Drawing parallels with the Corporate Manslaughter and Corporate Homicide Act 2007
The ECCTA definition of "senior management" was drawn from the Corporate Manslaughter and Corporate Homicide Act 2007 (Corporate Manslaughter Act) but there are differences in the way that the concept applies. Under the ECCTA, an organisation will be liable only if a senior manager commits the underlying offence and was acting within the actual or apparent scope of their authority. By contrast, under the Corporate Manslaughter Act, an organisation can be guilty of corporate manslaughter if the way in which its activities are managed or organised by senior management caused a substantial part of the breach. This means that economic crime investigations will need to identify the roles, responsibilities and managerial influence of any implicated senior manager. There will not be a straight read across from corporate manslaughter cases, noting that there is currently very limited case law in any event.
Government guidance on the Corporate Manslaughter Act provides that "senior management" includes those carrying out headquarters functions (for example, central financial or strategic roles, or with central responsibility for, for example, health and safety), as well as those in senior operational management roles, and could also include regional managers in national organisations and the managers of different operational divisions.

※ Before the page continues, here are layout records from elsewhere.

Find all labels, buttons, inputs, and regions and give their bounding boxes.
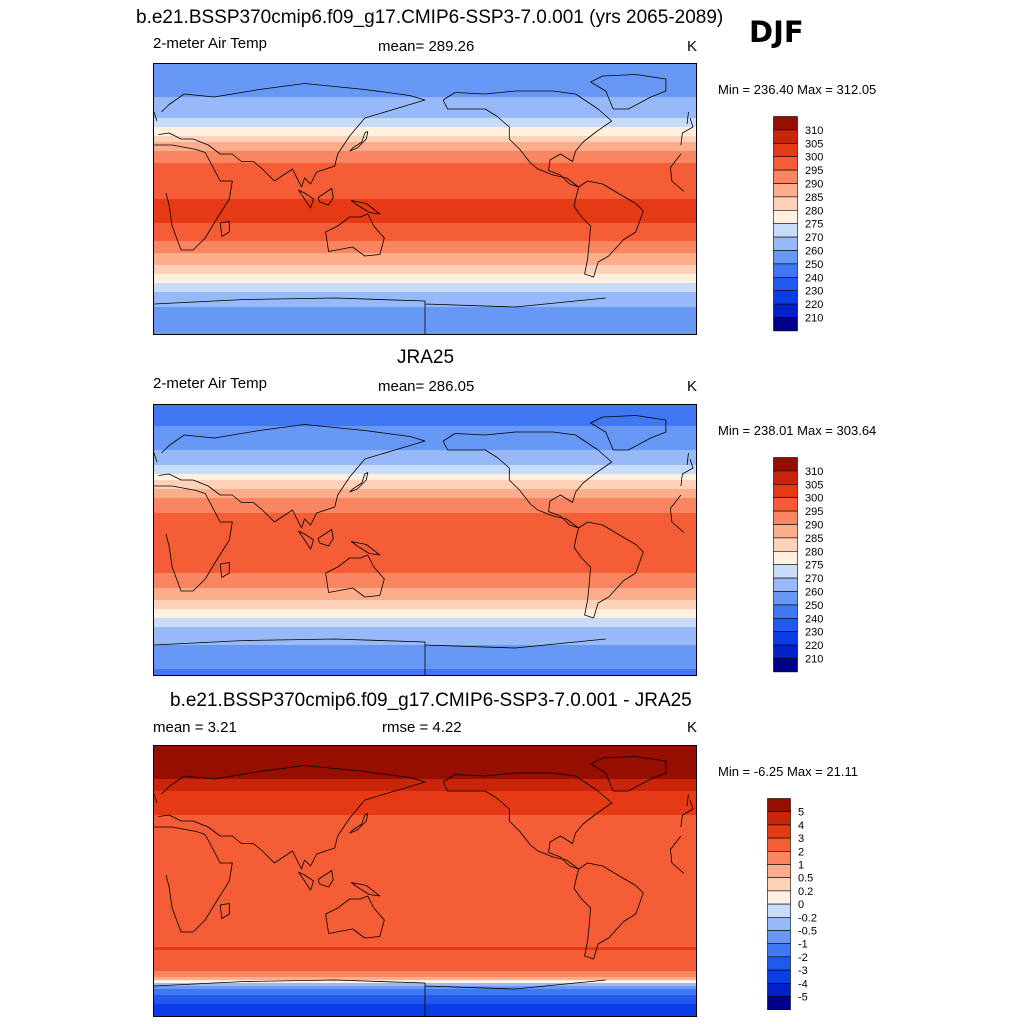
colorbar-tick-label: 210	[805, 313, 823, 325]
colorbar-tick-label: 260	[805, 587, 823, 599]
panel-mean-label: mean = 3.21	[153, 719, 237, 736]
colorbar-obs: 310 305 300 295 290 285 280 275 270 260 250 240 230 2…	[773, 457, 837, 673]
colorbar-tick-label: 270	[805, 573, 823, 585]
colorbar-tick-label: 295	[805, 506, 823, 518]
page-title: b.e21.BSSP370cmip6.f09_g17.CMIP6-SSP3-7.…	[136, 7, 724, 28]
colorbar-model: 310 305 300 295 290 285 280 275 270 260 250 240 230 2…	[773, 116, 837, 332]
colorbar-tick-label: 290	[805, 520, 823, 532]
colorbar-tick-label: 3	[798, 833, 804, 845]
colorbar-tick-label: -5	[798, 992, 808, 1004]
panel-minmax-label: Min = 236.40 Max = 312.05	[718, 82, 877, 97]
colorbar-tick-label: 2	[798, 846, 804, 858]
colorbar-tick-label: 250	[805, 600, 823, 612]
colorbar-tick-label: -0.5	[798, 926, 817, 938]
panel-rmse-label: rmse = 4.22	[382, 719, 462, 736]
map-model	[153, 63, 697, 335]
colorbar-tick-label: 275	[805, 560, 823, 572]
colorbar-tick-label: -0.2	[798, 912, 817, 924]
colorbar-diff: 5 4 3 2 1 0.5 0.2 0 -0.2 -0.5 -1 -2 -3 -4 -5	[767, 798, 830, 1011]
colorbar-tick-label: 1	[798, 860, 804, 872]
colorbar-tick-label: 230	[805, 627, 823, 639]
colorbar-tick-label: 285	[805, 533, 823, 545]
map-diff	[153, 745, 697, 1017]
colorbar-tick-label: 310	[805, 466, 823, 478]
panel-title: b.e21.BSSP370cmip6.f09_g17.CMIP6-SSP3-7.…	[170, 690, 692, 711]
colorbar-tick-label: 270	[805, 232, 823, 244]
colorbar-tick-label: 4	[798, 820, 804, 832]
colorbar-tick-label: 250	[805, 259, 823, 271]
panel-units-label: K	[687, 378, 698, 395]
colorbar-tick-label: 0	[798, 899, 804, 911]
colorbar-tick-label: 240	[805, 613, 823, 625]
colorbar-tick-label: 305	[805, 479, 823, 491]
season-label: DJF	[749, 15, 804, 49]
colorbar-tick-label: -2	[798, 952, 808, 964]
panel-mean-label: mean= 286.05	[378, 378, 475, 395]
panel-variable-label: 2-meter Air Temp	[153, 375, 267, 392]
panel-units-label: K	[687, 38, 698, 55]
colorbar-tick-label: 295	[805, 165, 823, 177]
colorbar-tick-label: 210	[805, 654, 823, 666]
panel-units-label: K	[687, 719, 698, 736]
colorbar-tick-label: 310	[805, 125, 823, 137]
panel-mean-label: mean= 289.26	[378, 38, 475, 55]
colorbar-tick-label: 305	[805, 138, 823, 150]
panel-minmax-label: Min = 238.01 Max = 303.64	[718, 423, 877, 438]
colorbar-tick-label: 220	[805, 299, 823, 311]
colorbar-tick-label: 0.5	[798, 873, 813, 885]
colorbar-tick-label: 5	[798, 807, 804, 819]
panel-title: JRA25	[397, 347, 455, 368]
panel-minmax-label: Min = -6.25 Max = 21.11	[718, 764, 858, 779]
colorbar-tick-label: 300	[805, 152, 823, 164]
colorbar-tick-label: 280	[805, 546, 823, 558]
colorbar-tick-label: 240	[805, 272, 823, 284]
colorbar-tick-label: 280	[805, 205, 823, 217]
colorbar-tick-label: 220	[805, 640, 823, 652]
colorbar-tick-label: -3	[798, 965, 808, 977]
map-obs	[153, 404, 697, 676]
colorbar-tick-label: 230	[805, 286, 823, 298]
panel-variable-label: 2-meter Air Temp	[153, 35, 267, 52]
colorbar-tick-label: -4	[798, 978, 808, 990]
colorbar-tick-label: 285	[805, 192, 823, 204]
colorbar-tick-label: 260	[805, 246, 823, 258]
colorbar-tick-label: 0.2	[798, 886, 813, 898]
colorbar-tick-label: 300	[805, 493, 823, 505]
colorbar-tick-label: 290	[805, 179, 823, 191]
colorbar-tick-label: -1	[798, 939, 808, 951]
colorbar-tick-label: 275	[805, 219, 823, 231]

The new rule will apply from 26 December 2023. Decisions about who qualifies as a senior manager will be organisation specific, taking into account factors such as the size of the organisation, the number of tiers of management, the diversity of the organisation's activities and individual job descriptions, roles and areas of responsibility.

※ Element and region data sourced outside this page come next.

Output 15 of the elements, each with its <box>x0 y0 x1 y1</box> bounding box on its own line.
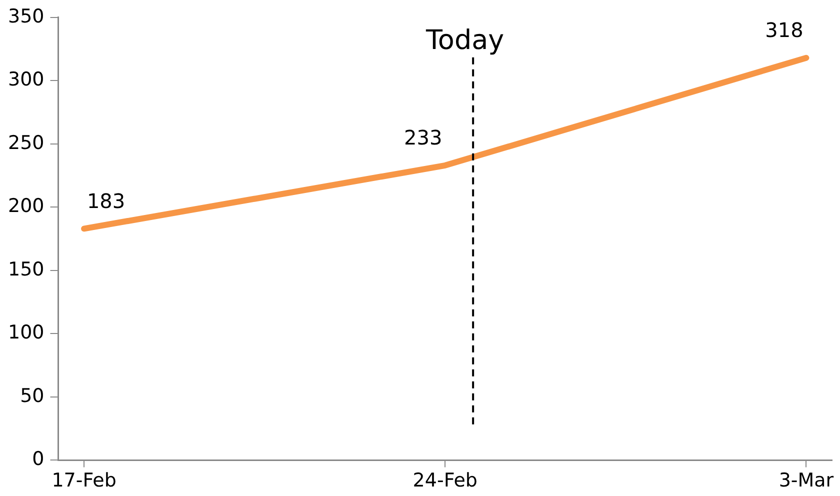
x-tick-label: 3-Mar <box>778 470 834 492</box>
y-tick-label: 350 <box>8 5 44 28</box>
y-tick-label: 300 <box>8 68 44 91</box>
y-tick-label: 50 <box>20 384 44 407</box>
data-label: 183 <box>86 188 126 213</box>
y-tick-label: 100 <box>8 322 44 344</box>
ref-line-label: Today <box>425 24 504 56</box>
data-label: 318 <box>765 18 804 42</box>
y-tick-label: 250 <box>8 132 44 154</box>
y-tick-label: 200 <box>8 195 44 218</box>
x-tick-label: 24-Feb <box>412 470 478 492</box>
x-tick-label: 17-Feb <box>52 470 116 492</box>
y-tick-label: 0 <box>32 448 44 470</box>
y-tick-label: 150 <box>8 258 44 280</box>
data-label: 233 <box>404 126 442 150</box>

Can a comparison be drawn between the ECCTA and the FCA's Senior Managers and Certification (SMCR) regime?
We consider that there may be practical lessons from SMCR mapping exercises that can be applied for compliance purposes across different sectors. That said, it is important to bear in mind that the FCA's focus on individual accountability focused on board level individuals and specific functions reporting to the board. Individuals with senior management functions (SMFs) under SMCR are the most senior and influential decision makers in a firm. Another important difference is that decisions in relation to compliance with SMCR are made by a regulator with regulatory objectives, whereas any determination as to who a senior manager is for the purposes of s196 ECCTA will ultimately be a matter for a jury.